Ноги Элиаса подчиняются приказу, перескакивают через две ступеньки. Добежав до самого верха, он мчится дальше – через маленький коридор, туда, где запертая дверь ведет на школьный чердак. Это тупик, где почти никто никогда не бывает. Здесь расположены туалеты, которыми никто не пользуется. Они с Линнеей обычно встречаются здесь.
Шаги приближаются.
Прячься.
Элиас быстро заскакивает в туалет. Осторожно притворяет за собой дверь и, стараясь дышать как можно тише, прислушивается.
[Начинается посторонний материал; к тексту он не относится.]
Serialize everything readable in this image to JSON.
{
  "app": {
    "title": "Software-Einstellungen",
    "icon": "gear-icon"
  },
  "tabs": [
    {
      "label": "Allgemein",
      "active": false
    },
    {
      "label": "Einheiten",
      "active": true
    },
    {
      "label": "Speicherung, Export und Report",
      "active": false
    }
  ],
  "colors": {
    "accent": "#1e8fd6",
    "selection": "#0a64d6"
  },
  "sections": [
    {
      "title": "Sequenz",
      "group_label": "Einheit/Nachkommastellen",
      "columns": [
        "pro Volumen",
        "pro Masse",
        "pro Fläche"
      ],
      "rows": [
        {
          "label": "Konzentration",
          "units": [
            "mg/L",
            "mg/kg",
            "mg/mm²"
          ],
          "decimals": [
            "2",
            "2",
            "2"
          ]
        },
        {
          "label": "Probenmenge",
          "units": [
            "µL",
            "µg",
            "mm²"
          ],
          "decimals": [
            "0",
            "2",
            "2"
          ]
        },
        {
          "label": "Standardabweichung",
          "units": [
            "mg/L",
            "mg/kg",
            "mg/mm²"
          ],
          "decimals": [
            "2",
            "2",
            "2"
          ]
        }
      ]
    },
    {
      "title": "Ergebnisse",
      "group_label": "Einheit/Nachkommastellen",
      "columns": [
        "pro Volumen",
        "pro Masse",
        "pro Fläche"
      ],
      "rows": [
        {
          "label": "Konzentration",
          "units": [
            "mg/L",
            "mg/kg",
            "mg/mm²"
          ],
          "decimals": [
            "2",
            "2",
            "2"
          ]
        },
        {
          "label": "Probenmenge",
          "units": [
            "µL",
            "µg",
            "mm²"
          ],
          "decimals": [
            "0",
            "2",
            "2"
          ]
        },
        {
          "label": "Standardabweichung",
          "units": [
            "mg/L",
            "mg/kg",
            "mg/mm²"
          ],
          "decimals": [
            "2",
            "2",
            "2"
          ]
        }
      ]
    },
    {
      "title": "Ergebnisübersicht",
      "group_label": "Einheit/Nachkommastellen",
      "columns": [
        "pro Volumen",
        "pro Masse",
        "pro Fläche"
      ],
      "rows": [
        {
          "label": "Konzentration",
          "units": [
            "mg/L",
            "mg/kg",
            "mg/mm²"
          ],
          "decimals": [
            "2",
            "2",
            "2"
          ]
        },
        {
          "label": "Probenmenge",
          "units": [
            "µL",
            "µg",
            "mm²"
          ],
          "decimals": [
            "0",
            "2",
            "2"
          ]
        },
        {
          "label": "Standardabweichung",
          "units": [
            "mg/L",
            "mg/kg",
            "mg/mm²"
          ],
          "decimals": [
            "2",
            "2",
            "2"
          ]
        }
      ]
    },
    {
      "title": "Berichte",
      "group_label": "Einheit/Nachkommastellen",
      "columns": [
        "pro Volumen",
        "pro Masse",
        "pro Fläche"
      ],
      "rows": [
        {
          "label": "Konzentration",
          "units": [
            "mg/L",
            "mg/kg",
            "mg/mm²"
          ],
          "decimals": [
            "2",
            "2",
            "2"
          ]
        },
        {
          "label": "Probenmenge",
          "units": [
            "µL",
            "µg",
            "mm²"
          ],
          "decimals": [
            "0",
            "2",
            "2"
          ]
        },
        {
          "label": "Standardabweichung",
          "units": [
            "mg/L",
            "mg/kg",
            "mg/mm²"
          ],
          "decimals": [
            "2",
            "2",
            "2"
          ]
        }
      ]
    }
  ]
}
Ни звука, только где-то вдалеке, взревев, умчался прочь мотоцикл.
Элиас прижимается ухом к двери.
Он ничего не слышит, но знает: там кто-то стоит. По другую сторону двери.
Элиас.
Шепот стал громче, но Элиас не сомневается: это галлюцинация.
Вот я и сошел с ума, думает он, и тотчас слышит голос:
«Да. Ты сошел с ума».
Он смотрит в окно, на блекло-голубое небо. Потом переводит взгляд на стены, покрытые белым блестящим кафелем. Холодно. Одиночество переполняет его.
Обернись.
Против своей воли Элиас медленно оборачивается, как будто собственное тело уже не принадлежит ему. Чужой голос управляет им, как марионеткой из плоти и крови.
Он стоит напротив ряда раковин, над которыми висит зеркало. Видит в зеркале свое бледное лицо, хочет зажмуриться, но у него не получается.
Разбей зеркало.
Тело Элиаса подчиняется. Рука судорожно вцепляется в ручки холщовой сумки и делает широкий замах.
Звук разбитого зеркала эхом отдается от кафельных стен. Большие куски, откалываясь, падают в раковину и со звоном разбиваются на мелкие.
«Кто-то должен был это услышать, – думает Элиас. – Пожалуйста, пусть кто-нибудь меня услышит».
Но никто не приходит. Элиас остается один на один с чужим голосом.
Тело Элиаса подходит к раковине, поднимает самый большой осколок. Элиас знает, что сейчас случится. Ему страшно, кружится голова.
Ты потерял себя. Исправить это уже невозможно.
Он медленно отступает назад, в одну из открытых туалетных кабинок.
Скоро все закончится. Скоро ты перестанешь бояться.
Голос звучит сейчас почти дружески.
Элиас запирается изнутри и садится на унитаз. Он открывает рот, старается закричать. Рука все сильнее сжимает осколок, острые края режут ладонь.
Боли нет.
Он не чувствует боли. Он видит, как из ладони стекает кровь, капая на кафельный пол, но ничего не чувствует. Тело одеревенело. Остались только мысли. И голос.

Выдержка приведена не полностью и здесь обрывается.